Participation in mediation, however, has historically been voluntary, and depends on the agreement of both sides. This has been a barrier to its more widespread adoption, particularly as the courts have often been unwilling to compel mediation during proceedings.

This unwillingness stems from a ruling made in 2004 by Lord Justice Dyson in the case of Halsey v Milton Keynes General NHS Trust. According to Lord Justice Dyson: “To oblige truly unwilling parties to refer their disputes to mediation would be to impose an unacceptable obstruction on their right of access to the court.”

Unwilling parties, particularly those with strong claims, have also been able to ‘dig their heels in’ and insist on fighting to trial, safe in the knowledge that the usual costs order in favour of

the winner of the litigation is rarely reversed to punish a successful party for rejecting alternative dispute resolution at an earlier stage.

Mediation at the court’s discretion

This could be about to change, however. On 29 November 2023, a much-anticipated decision was made in the Court of Appeal regarding the case of Churchill v Merthyr Tydfil County Borough Council.

This concerned whether the court should use its discretion to order a stay in litigation proceedings and require the claimant to follow the defendant’s alternative dispute resolution procedure first.

As part of this judgment, the Court clarified several points concerning mediation and active case management at an early stage of litigation, including whether Lord Justice Dyson’s comments in Halsey bound judges to refrain from ordering parties to engage in alternative dispute resolution.

According to the Court of Appeal, judges do have the power, and discretion, to order parties to engage in a non-court-based dispute resolution process, albeit without impairing a party’s right to a fair trial within a reasonable time under Article 6 of the European Convention on Human Rights (EHRC). Orders must also be proportionate to achieving the legitimate aim of settling a dispute fairly, quickly, and at reasonable cost.

As such, the courts need to exercise their discretion based on specific facts of the case, such as urgency of resolution, the reasonableness of any delay, and the costs involved. According to the Court of Appeal, there are no fixed principles on which the court must decide these matters, leaving such a decision to a judge’s wide discretion.

Good news for IFAs

Following the Churchill decision, it’s safe to assume that the use of stays for compulsory mediation is likely to increase.
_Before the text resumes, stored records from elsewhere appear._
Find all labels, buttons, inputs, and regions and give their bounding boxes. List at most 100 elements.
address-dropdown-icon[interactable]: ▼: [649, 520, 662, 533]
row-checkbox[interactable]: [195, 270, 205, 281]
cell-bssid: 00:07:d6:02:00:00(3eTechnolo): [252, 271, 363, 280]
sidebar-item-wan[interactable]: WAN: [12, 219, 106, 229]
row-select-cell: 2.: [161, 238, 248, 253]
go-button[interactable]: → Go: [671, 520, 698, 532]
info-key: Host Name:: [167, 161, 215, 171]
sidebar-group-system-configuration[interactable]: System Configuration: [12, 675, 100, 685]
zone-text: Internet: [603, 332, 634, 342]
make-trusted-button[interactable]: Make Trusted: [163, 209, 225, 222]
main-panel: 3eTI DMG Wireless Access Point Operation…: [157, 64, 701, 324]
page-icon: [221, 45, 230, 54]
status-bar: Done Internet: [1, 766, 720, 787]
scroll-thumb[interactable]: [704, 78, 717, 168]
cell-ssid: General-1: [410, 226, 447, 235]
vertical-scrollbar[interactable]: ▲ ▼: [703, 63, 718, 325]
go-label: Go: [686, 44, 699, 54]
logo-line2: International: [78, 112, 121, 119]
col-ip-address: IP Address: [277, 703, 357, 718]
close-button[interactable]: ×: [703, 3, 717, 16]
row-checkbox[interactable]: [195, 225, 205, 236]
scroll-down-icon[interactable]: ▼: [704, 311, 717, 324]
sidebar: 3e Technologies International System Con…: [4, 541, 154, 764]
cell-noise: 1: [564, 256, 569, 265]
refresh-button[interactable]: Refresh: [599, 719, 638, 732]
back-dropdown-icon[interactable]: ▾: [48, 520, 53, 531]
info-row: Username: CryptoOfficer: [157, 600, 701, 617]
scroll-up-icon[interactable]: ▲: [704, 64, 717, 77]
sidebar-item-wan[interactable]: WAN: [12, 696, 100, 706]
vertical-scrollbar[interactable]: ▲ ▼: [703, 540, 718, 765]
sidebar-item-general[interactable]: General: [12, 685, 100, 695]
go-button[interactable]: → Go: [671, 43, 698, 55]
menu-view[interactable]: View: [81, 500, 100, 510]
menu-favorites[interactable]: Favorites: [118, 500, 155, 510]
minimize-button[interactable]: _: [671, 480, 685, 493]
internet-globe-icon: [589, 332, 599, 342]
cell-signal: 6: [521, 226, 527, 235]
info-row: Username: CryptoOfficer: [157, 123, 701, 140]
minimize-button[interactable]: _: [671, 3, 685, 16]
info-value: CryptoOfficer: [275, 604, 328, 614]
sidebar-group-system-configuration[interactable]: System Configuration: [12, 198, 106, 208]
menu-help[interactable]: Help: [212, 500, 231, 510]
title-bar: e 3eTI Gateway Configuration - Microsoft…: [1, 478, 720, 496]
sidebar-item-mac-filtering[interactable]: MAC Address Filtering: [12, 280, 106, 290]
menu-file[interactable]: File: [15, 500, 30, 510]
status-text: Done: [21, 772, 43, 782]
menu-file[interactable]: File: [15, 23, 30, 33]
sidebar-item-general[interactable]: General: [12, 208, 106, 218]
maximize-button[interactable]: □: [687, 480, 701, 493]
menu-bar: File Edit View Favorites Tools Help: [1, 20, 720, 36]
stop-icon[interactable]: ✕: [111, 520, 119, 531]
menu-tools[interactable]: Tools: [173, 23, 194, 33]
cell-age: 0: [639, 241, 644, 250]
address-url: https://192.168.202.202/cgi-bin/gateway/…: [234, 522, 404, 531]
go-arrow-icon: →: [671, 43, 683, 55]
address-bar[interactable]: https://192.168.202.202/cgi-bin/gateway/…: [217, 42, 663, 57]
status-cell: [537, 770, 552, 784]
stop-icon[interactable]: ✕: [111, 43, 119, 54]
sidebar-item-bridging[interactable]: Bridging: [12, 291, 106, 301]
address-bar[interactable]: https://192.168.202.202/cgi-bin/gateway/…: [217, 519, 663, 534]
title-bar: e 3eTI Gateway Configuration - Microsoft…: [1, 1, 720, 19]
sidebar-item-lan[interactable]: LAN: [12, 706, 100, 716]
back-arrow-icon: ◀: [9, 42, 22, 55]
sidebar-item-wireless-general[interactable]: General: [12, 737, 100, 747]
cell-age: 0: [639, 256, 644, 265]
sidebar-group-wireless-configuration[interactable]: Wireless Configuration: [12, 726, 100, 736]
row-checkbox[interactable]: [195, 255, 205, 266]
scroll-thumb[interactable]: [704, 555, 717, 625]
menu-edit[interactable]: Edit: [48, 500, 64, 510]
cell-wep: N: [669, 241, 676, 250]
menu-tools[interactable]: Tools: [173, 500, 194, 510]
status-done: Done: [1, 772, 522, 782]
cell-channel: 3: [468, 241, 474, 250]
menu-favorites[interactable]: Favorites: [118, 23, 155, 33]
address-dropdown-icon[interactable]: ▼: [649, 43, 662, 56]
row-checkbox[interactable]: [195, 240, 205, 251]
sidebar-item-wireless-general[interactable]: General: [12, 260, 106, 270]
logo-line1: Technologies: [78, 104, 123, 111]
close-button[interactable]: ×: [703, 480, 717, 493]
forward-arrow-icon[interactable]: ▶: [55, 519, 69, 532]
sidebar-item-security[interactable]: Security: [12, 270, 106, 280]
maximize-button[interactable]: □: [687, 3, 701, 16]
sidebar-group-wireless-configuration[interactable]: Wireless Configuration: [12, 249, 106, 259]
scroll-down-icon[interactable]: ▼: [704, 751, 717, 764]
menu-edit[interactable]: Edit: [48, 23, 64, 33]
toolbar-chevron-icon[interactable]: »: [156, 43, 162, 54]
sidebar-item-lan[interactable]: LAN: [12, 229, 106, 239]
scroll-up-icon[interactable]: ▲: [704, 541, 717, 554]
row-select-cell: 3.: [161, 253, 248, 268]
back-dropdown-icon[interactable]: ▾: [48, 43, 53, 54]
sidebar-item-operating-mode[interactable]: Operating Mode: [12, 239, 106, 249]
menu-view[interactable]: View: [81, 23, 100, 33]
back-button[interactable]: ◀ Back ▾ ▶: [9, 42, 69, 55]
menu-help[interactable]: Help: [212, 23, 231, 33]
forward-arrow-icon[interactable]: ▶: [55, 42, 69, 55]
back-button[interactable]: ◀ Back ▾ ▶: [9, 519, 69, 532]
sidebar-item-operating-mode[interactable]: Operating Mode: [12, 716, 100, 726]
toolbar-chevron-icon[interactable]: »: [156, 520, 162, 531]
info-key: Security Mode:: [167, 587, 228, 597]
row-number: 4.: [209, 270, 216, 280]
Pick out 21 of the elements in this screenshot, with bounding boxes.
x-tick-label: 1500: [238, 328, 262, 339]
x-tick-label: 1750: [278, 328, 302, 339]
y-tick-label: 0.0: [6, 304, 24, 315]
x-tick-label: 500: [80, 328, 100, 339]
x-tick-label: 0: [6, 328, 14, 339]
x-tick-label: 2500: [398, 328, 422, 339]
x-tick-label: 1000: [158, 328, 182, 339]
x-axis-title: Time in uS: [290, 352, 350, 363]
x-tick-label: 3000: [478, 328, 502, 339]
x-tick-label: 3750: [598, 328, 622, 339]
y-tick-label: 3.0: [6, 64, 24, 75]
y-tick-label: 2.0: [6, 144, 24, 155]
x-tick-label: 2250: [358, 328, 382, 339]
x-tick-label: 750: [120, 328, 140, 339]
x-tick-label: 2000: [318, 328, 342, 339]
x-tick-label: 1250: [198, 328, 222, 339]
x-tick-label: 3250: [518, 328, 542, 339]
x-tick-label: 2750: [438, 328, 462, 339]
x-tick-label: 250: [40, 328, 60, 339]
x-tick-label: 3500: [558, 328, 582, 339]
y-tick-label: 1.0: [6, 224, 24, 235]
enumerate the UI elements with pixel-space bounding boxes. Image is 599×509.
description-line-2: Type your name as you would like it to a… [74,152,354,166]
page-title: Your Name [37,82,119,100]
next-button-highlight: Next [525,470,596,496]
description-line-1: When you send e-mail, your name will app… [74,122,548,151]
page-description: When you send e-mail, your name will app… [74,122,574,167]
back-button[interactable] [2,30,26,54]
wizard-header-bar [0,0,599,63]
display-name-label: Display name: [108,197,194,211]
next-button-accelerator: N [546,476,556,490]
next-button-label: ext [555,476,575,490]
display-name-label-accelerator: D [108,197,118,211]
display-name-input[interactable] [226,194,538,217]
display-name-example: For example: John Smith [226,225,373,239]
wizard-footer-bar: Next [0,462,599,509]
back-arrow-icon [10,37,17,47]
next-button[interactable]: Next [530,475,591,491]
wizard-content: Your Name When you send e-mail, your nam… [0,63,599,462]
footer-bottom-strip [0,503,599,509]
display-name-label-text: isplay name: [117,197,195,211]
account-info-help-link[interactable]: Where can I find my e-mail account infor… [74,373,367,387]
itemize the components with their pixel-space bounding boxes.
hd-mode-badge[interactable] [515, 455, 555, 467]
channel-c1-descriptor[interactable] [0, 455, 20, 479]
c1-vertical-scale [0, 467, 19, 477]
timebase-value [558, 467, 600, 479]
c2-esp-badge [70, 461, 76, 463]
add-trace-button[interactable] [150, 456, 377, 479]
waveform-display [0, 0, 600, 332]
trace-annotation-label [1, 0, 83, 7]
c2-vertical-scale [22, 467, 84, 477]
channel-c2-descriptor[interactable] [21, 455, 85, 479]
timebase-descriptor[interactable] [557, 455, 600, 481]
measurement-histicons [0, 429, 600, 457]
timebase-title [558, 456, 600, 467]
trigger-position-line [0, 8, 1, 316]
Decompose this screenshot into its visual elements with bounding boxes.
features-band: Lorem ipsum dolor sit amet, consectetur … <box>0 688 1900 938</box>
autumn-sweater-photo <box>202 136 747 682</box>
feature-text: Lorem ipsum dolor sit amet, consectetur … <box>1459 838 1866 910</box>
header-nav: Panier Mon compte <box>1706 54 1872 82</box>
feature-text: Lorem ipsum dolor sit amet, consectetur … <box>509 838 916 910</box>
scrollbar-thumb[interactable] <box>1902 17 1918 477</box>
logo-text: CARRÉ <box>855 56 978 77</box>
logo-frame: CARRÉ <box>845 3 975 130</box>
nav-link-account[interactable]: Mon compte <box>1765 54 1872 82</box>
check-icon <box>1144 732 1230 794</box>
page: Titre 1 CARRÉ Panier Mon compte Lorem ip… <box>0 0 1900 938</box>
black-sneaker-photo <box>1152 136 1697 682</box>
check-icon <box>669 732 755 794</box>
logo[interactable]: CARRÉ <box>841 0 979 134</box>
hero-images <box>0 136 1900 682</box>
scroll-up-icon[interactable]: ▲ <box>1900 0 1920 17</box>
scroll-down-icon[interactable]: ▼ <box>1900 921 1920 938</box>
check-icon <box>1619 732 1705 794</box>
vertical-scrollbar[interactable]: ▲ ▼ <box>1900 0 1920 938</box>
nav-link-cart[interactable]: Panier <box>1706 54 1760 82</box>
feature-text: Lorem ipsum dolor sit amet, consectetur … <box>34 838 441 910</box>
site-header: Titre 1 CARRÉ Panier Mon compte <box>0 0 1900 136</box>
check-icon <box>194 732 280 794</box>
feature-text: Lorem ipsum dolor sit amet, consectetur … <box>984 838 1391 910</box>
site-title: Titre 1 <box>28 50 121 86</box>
For financial advisers and their clients, particularly those facing issues and disputes relating to contentious trust and probate, this may help to avoid the financial ‘black hole’ that litigation is perceived to be.

More parties involved in disputes may now be given the opportunity to settle their differences outside of court by a formal, tried and tested process such as mediation, an attractive option to add to the otherwise stark choice between costly legal proceedings or simply throwing in the towel.

Based on mediation’s already high success rates, this may lead to an increase in the number of early settlements, while making it harder for stubborn, intransigent parties to resist invitations to alternative dispute resolution, and thus ramp up costs.

Financial advisers whose clients are facing contentious trust and probate disputes should, therefore, seek early strategic advice from private wealth litigators – ideally, those that specialise in both litigation and mediation. In doing so, financial advisers can be sure that they, and their clients, get the best possible result from a dispute, whether it is resolved in a courtroom, or outside of one.